There is nothing dull or dry about this book. Orlean's writing is vivid, bringing history to life.
"Usually, a fire is red and orange and yellow and black. The fire in the library was colorless. You could look right through it, as if it were a sheet of glass. Where the flame had any color, it was pale blue. It was so hot that it appeared icy."
"In the building, the air began to quiver with radiant heat. Crews trying to make their way into the stacks felt like they were hitting a barricade, as if the heat had become solid. "We could only stand it for ten, fifteen seconds," one of them told me...The temperature reached 2000 degrees. Then it rose to 2500. The firefighters began to worry about a flashover, a dreaded situation during a fire in which everything in a closed space - even smoke - becomes so hot that it reaches a point of spontaneous ignition, causing a complete and consuming eruption of fire from every service."
Did you know that fire could be colorless, that it could become so hot it cause spontaneous ignition, and have you heard of a stoichiometric condition (when a fire achieves the perfect burning ratio of oxygen to fuel)? I'm sure I would not have believed I could be so interested in reading about fire.

Although, The Library Book is never heavy handed, Orleans touches on the ways libraries have had to deal with homelessness, immigration, and politics in order to remain relevant and to achieve their missions. Reading this book is about learning about so much more than just one fire in one library. Through it all, though, books remain at the heart of any library and their value is beyond measure.
"Book are a sort of cultural DNA, the code for who, as a society, we are, and what we know. All the wonders and failures, all the champions and villains, all the legends and ideas and revelations of a culture last forever in its books. Destroying those books is a way of saying that the culture itself no longer exists; its history has disappeared; the continuity between it's past and its future is ruptured."
This book makes me happy that I'm again a card carrying library patron.

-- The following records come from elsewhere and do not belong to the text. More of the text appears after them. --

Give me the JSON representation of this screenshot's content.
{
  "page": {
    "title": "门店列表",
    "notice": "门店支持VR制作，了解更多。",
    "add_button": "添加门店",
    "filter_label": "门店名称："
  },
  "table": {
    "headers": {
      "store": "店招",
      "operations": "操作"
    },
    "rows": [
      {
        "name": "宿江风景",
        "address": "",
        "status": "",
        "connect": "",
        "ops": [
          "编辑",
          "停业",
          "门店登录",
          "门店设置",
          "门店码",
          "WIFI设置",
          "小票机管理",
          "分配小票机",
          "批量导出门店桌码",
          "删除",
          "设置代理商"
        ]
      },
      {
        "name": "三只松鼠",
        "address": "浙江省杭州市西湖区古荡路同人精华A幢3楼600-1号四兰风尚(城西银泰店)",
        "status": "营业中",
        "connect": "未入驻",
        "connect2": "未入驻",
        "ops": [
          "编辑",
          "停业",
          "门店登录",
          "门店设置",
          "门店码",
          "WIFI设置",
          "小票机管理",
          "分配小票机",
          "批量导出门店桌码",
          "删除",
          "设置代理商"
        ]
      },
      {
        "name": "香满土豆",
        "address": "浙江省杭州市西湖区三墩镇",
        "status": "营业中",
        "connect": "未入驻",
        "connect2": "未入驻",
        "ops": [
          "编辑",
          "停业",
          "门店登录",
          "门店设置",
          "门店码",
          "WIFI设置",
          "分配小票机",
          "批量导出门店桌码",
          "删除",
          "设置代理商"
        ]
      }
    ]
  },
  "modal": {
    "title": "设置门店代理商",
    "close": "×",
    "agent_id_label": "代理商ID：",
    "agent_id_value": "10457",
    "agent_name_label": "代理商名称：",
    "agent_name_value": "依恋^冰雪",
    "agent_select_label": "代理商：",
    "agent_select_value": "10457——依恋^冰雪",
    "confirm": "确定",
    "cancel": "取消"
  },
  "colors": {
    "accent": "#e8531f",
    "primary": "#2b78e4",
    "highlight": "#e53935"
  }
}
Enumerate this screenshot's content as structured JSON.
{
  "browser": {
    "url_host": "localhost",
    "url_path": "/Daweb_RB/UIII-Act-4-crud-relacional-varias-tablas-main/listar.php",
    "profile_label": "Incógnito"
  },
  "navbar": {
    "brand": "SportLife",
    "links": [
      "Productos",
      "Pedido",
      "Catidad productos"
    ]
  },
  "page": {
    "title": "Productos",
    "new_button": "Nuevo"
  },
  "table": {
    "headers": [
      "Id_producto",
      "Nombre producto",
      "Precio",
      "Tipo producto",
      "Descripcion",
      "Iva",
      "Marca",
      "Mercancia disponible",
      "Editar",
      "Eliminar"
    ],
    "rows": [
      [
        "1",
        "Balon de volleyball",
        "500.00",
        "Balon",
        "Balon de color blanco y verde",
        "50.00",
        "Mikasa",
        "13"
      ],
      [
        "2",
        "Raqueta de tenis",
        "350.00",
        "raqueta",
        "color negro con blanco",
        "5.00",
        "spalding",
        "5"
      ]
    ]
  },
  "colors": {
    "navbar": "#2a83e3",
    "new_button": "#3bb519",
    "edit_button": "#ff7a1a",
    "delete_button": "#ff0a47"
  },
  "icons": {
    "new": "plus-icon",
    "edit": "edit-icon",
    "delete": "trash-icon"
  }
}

  1. I use the library all the time but they don't have the same feel these days. Very geared towards electronics and social meeting spaces. When our university redid their library they put a coffee house right in the middle of it and it's so loud and noisy. I used to go there to hole up with my lunch and current read but o more. This book sounds great. But I think it would make me sad too since libraries have really evolved in the past few years.

  2. I haven't heard of this book, but it sounds like one that my husband and I would both enjoy. It might be a good recommendation for my book club, too! When I started reading the blurb, I thought (happily) that it wasn't a true story. I'm sad to learn that this actually happened. I wonder why I never knew of it!

  3. I love my library! This sounds like a fascinating book. I'll have to check it out.